Our patients liver biopsy revealed severe hepatocellular injury. This adds to the histological findings in clopidogrel-induced hepatitis, as liver biopsy was only performed in 3 of the previously reported cases [1, 2, 11]. Clopidogrel-induced liver injury can be cholestatic, hepatocellular [11], or mixed hepatocellular plus cholestatic [1, 2].

The exact mechanism of clopidogrel-induced hepatitis is unclear. The delayed onset of 4.5 months in our case suggests a toxic-metabolic etiology, whereas the inflammatory infiltrate and response to corticosteroids raise the possibility of a superimposed immune mediated mechanism of injury. Clopidogrel is a prodrug which is metabolized to inactive clopidogrel carboxylate (90%) and an active metabolite containing a mercapto group (10%) by cytochrome P450 3A4 and 2C19. In vitro studies suggest that the active metabolite is responsible for the hepatotoxicity and that high cytochrome 3A4 activities coupled with cellular glutathione depletion are potential risk factors [19]. Interestingly, an earlier antiplatelet agent, ticlopidine, has also been reported to cause drug-induced cholestatic hepatitis [20, 21].
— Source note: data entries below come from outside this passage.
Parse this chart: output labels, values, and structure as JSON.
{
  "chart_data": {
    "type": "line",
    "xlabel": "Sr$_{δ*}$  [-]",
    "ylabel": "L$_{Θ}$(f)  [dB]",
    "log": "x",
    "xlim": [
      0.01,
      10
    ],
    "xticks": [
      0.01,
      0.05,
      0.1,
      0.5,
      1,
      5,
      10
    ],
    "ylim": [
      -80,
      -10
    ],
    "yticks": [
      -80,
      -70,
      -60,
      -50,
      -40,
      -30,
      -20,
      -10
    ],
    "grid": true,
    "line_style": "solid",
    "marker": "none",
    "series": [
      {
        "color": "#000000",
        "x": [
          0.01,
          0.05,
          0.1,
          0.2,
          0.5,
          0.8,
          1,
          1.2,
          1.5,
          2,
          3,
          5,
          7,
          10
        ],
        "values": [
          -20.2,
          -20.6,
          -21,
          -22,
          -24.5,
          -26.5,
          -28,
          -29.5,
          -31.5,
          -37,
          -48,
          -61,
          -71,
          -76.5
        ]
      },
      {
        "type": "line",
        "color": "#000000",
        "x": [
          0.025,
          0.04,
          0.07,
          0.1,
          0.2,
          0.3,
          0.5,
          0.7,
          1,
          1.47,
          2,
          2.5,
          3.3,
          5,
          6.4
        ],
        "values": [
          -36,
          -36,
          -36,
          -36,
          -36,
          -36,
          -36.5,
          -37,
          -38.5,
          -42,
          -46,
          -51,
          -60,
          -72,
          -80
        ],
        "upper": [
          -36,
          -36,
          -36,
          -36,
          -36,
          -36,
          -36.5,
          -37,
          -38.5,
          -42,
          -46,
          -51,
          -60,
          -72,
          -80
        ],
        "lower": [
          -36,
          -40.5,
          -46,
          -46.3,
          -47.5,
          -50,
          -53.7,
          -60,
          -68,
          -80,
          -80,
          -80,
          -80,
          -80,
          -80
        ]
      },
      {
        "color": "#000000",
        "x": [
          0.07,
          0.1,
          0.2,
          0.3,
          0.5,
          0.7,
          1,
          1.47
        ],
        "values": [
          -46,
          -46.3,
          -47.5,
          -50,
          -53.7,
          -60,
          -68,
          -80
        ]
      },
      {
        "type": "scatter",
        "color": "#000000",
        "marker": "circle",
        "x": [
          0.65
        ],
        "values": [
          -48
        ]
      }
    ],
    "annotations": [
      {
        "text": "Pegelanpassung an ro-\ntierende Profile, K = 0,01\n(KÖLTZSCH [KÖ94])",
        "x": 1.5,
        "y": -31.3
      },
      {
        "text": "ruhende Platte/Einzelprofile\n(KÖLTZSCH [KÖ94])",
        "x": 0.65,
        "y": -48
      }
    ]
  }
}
Clopidogrel-induced hepatitis is a rare but potentially serious adverse effect. A high degree of clinical suspicion is required in patients presenting with abnormal liver biochemistries within a few months after starting clopidogrel. Prompt recognition and discontinuation of the offending agent are necessary, as progressive liver injury and even death can occur.